Признавая за его трудом большое значение, мы относились к нему с должным уважением, строго придерживаясь подлинника, т. е. избегая по возможности всяких сокращений. Немногие нами сделанные сокращения мы считаем своим долгом здесь оговорить. Во-первых, мы сочли возможным выкинуть характеристику некоторых весьма второстепенных немецких последователей Золя, о которых сам автор говорит, что разбор их произведений выходит из рамок его труда и представляет интерес исключительно только для немецких читателей. Эти немецкие последователи Золя совершенно неизвестны у нас и так бездарны, что на них в русском переводе книги Нордау, понятно, нечего останавливаться, но тем не менее мы включили в перевод общие выводы, к которым приходит автор и по отношению к этим писателям. Вторая купюра касается отрицательной оценки деятельности известного литературного критика Брандеса. Оценка эта, занимающая две-три страницы оригинала, вовсе не мотивирована автором, также выходит из рамок его труда и, следовательно, может с пользой быть опущена. Наконец, мы позволили себе еще в главах, касающихся Ибсена и Ницше, выбрать из множества примеров, приведенных автором, самые характерные, руководствуясь указанием самого автора, что этот длинный ряд однородных примеров может утомить читателя и что они приводятся только для полной доказательности.
Вот все изменения против оригинала, которые допущены в русском переводе. Признаюсь откровенно, я нередко чувствовал искушение смягчить некоторые чересчур, по моему мнению, резкие выражения, к которым автор прибегает по живости своего темперамента.

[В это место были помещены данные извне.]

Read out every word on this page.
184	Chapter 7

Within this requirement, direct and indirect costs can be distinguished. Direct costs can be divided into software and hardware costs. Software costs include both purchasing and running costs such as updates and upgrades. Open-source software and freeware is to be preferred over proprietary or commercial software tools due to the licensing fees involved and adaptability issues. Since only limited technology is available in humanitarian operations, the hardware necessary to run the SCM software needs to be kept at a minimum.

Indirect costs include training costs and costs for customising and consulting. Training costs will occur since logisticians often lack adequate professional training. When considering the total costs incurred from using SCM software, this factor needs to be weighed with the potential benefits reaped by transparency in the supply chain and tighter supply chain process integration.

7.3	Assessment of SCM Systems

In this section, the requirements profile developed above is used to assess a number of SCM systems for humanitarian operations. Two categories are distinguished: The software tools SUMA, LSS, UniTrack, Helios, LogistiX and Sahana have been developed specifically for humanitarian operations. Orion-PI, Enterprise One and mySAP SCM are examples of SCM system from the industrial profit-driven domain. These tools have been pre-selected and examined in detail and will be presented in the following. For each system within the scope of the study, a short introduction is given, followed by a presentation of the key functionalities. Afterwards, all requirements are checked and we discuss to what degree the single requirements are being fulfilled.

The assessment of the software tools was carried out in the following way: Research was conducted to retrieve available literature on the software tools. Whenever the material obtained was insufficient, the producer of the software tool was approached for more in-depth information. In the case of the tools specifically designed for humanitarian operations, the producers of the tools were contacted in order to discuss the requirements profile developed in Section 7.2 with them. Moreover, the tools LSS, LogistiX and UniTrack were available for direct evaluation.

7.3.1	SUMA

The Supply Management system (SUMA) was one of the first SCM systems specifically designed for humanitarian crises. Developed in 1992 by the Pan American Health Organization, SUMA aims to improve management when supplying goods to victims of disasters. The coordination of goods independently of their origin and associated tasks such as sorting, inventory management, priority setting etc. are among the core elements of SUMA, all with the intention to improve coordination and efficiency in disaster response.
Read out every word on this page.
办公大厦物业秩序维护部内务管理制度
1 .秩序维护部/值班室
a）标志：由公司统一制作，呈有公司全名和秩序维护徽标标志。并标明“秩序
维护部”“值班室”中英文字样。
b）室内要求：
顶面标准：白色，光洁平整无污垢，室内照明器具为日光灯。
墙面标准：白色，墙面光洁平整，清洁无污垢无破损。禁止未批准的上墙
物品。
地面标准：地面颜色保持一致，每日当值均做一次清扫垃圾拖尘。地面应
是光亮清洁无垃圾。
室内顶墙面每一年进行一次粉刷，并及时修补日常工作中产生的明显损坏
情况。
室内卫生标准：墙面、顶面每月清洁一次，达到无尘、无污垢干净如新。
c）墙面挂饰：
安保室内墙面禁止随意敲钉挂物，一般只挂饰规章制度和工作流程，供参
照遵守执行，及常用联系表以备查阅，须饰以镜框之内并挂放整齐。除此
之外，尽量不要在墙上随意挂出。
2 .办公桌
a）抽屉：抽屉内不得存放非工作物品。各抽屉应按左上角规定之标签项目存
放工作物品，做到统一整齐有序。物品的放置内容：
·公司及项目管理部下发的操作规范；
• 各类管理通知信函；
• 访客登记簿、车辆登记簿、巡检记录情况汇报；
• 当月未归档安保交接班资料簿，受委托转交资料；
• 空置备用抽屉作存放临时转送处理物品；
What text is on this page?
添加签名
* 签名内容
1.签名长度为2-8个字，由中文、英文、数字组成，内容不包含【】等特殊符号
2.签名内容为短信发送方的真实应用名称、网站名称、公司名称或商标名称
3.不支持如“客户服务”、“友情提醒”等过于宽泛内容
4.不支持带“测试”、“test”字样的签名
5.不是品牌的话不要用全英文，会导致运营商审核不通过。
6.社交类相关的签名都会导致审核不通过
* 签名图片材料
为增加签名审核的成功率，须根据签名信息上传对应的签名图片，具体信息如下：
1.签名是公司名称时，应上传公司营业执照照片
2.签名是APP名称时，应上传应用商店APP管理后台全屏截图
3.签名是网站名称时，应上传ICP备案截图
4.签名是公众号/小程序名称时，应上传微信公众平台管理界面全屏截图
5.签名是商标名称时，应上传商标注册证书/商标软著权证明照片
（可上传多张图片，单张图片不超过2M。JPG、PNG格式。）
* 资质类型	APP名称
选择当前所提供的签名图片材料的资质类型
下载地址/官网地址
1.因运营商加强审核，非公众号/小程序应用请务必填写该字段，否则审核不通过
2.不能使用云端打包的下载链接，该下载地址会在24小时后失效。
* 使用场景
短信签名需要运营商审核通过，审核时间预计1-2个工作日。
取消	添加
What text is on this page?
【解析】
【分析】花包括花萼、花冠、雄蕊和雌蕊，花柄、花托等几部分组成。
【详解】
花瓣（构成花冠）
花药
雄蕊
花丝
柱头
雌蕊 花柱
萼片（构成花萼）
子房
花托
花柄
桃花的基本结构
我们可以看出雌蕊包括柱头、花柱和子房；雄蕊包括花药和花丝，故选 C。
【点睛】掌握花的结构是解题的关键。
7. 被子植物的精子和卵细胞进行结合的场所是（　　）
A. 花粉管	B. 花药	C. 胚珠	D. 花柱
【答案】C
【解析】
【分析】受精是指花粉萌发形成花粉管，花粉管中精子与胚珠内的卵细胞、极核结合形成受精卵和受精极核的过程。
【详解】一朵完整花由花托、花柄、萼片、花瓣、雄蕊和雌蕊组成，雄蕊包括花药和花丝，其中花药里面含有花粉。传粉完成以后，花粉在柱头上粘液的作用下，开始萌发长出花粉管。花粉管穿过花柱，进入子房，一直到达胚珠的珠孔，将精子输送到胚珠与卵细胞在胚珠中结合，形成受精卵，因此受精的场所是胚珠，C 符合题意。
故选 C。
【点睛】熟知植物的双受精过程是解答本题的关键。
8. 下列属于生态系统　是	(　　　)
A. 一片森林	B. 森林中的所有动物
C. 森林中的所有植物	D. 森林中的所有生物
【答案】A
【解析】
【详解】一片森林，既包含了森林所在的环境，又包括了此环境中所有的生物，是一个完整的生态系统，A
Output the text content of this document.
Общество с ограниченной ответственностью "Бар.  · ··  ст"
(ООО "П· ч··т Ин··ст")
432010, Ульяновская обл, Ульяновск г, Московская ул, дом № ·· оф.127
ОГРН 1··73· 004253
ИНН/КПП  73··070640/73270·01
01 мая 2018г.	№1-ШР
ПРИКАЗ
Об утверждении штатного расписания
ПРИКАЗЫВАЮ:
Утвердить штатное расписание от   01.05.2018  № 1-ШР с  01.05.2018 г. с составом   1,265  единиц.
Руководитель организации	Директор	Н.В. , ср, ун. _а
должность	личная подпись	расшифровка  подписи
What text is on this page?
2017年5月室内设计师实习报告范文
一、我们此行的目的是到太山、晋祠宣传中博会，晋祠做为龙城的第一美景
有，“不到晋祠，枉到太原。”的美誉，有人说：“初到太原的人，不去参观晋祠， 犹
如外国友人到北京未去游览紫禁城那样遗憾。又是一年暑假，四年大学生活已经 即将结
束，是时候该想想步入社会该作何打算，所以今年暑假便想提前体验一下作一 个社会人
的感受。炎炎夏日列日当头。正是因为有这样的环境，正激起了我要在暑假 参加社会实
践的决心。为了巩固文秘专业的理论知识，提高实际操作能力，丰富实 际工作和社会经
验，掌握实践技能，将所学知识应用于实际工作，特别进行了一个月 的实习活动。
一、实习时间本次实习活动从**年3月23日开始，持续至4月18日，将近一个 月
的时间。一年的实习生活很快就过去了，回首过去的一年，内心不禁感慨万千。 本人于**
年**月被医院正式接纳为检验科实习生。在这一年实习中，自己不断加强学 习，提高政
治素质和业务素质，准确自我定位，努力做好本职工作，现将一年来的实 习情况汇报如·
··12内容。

Но я почти нигде не поддался этому искушению, потому что уверен, что читатель сумеет оценить полное беспристрастие автора. Всякие личные соображения ему чужды. Как человек, преданный науке, он руководствуется в своих суждениях исключительно избранным им методом, воодушевляющей его идеей, и потому резкие выражения не могут набросить тень на его беспристрастность. Если он кого-либо осуждает, то исключительно с точки зрения, к которой его приводит избранный им метод исследования, а такая критика, единственно научная и достойная, произведет особенно благоприятное впечатление у нас, где объективная в этом смысле критика почти совершенно отсутствует. Резок, впрочем, бывает Нордау только тогда, когда он видит, какой громадный вред причиняют господствующие теперь в литературе и искусстве психопатические течения вечным идеалам человечества: истине, науке, свободе и настойчивому, выдержанному, осмысленному, трезвому труду, направленному к приближению человека к этим идеалам. Таким духом, возвышенным и плодотворным, проникнута новая книга Макса Нордау, и мы испытываем чувство живейшего удовлетворения, что нам пришлось способствовать ее появлению на русском языке.